Wavescape spoke to Smyth from California yesterday.

What age were you when you started surfing, and where was your first ever wave?
I was six when i rode on my first proper surfboard. My parents encouraged me to give it a try thinking that it would help with mobility and that it would force me to use my right arm. It didn’t work. I just paddled out with one arm!
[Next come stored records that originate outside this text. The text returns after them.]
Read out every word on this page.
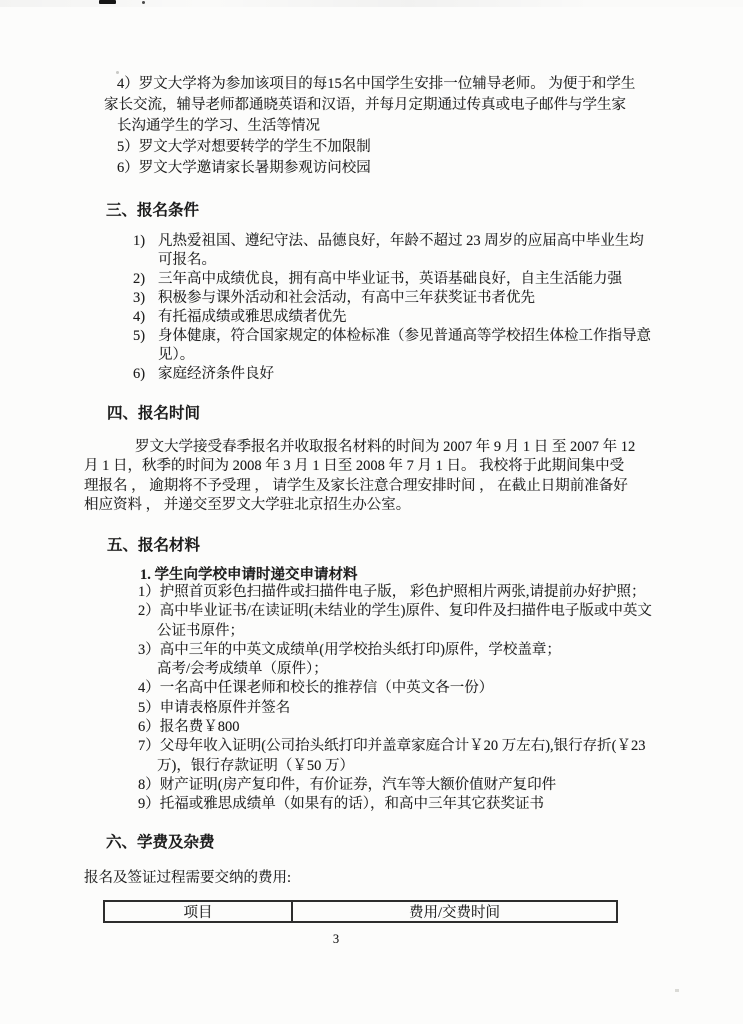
4）罗文大学将为参加该项目的每15名中国学生安排一位辅导老师。 为便于和学生
家长交流，辅导老师都通晓英语和汉语，并每月定期通过传真或电子邮件与学生家
长沟通学生的学习、生活等情况
5）罗文大学对想要转学的学生不加限制
6）罗文大学邀请家长暑期参观访问校园
三、报名条件
1) 凡热爱祖国、遵纪守法、品德良好，年龄不超过 23 周岁的应届高中毕业生均
可报名。
2) 三年高中成绩优良，拥有高中毕业证书，英语基础良好，自主生活能力强
3) 积极参与课外活动和社会活动，有高中三年获奖证书者优先
4) 有托福成绩或雅思成绩者优先
5) 身体健康，符合国家规定的体检标准（参见普通高等学校招生体检工作指导意
见）。
6) 家庭经济条件良好
四、报名时间
罗文大学接受春季报名并收取报名材料的时间为 2007 年 9 月 1 日 至 2007 年 12
月 1 日，秋季的时间为 2008 年 3 月 1 日至 2008 年 7 月 1 日。 我校将于此期间集中受
理报名 ， 逾期将不予受理 ， 请学生及家长注意合理安排时间 ， 在截止日期前准备好
相应资料 ， 并递交至罗文大学驻北京招生办公室。
五、报名材料
1. 学生向学校申请时递交申请材料
1）护照首页彩色扫描件或扫描件电子版， 彩色护照相片两张,请提前办好护照；
2）高中毕业证书/在读证明(未结业的学生)原件、复印件及扫描件电子版或中英文
公证书原件；
3）高中三年的中英文成绩单(用学校抬头纸打印)原件，学校盖章；
高考/会考成绩单（原件）；
4）一名高中任课老师和校长的推荐信（中英文各一份）
5）申请表格原件并签名
6）报名费￥800
7）父母年收入证明(公司抬头纸打印并盖章家庭合计￥20 万左右),银行存折(￥23
万)，银行存款证明（￥50 万）
8）财产证明(房产复印件，有价证券，汽车等大额价值财产复印件
9）托福或雅思成绩单（如果有的话），和高中三年其它获奖证书
六、学费及杂费
报名及签证过程需要交纳的费用:
项目	费用/交费时间
3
My first ever wave was at Drakes Bay, on the KZN South Coast (where we lived), and not far from T.O. Strand. My sister Sandy had a boyfriend who just pushed me into a little foamy and instead of kneeling (which he suggested), I just stood up. I remember that with crystal clarity.

What limitations do you endure with this disability?
I don’t see myself as limited. My biggest challenge is helping other people deal with my disability.

How do you manage your body with this sort of disability?
I have to manage the imbalance in my muscular formation and I do this by daily and specific exercises to build up the areas that are weak. And I just eat well and keep fit. I owe that to myself, my wife, Bev, and God. I received my body in good condition, and now respect it enough to keep it that way.

Who are your heroes?
My parents, Anne and Peter Smyth. My disability was much more difficult for them that it was for me. I know that now. They dealt with it perfectly. Dad, I wish you could see me now!

What does it mean to be part of the South African Adaptive Surf Team competing in the first ever World Champs?
This is a dream come true. I don’t think I have yet appreciated how big this really is. For now, I am honoured and grateful. We have a great team here - Dries Millard, JP Veaudry, Bruce Campbell as adaptive surfers, and Bongani Zulu (as a judge) - all incredible people and athletes. We are up there with the best in the world and I believe we have a shot at gold.

Whats your message to anyone who wants to start surfing - disabled or not?
Surfing will change your life for the better. It will turn you into an adventurer, a weather watcher, a hydro dynamics expert, a wind and swell expert and a lover of nature. It will introduce you to seals, dolphins and whales and a whole different world of the sea. It will make any disability seem less important.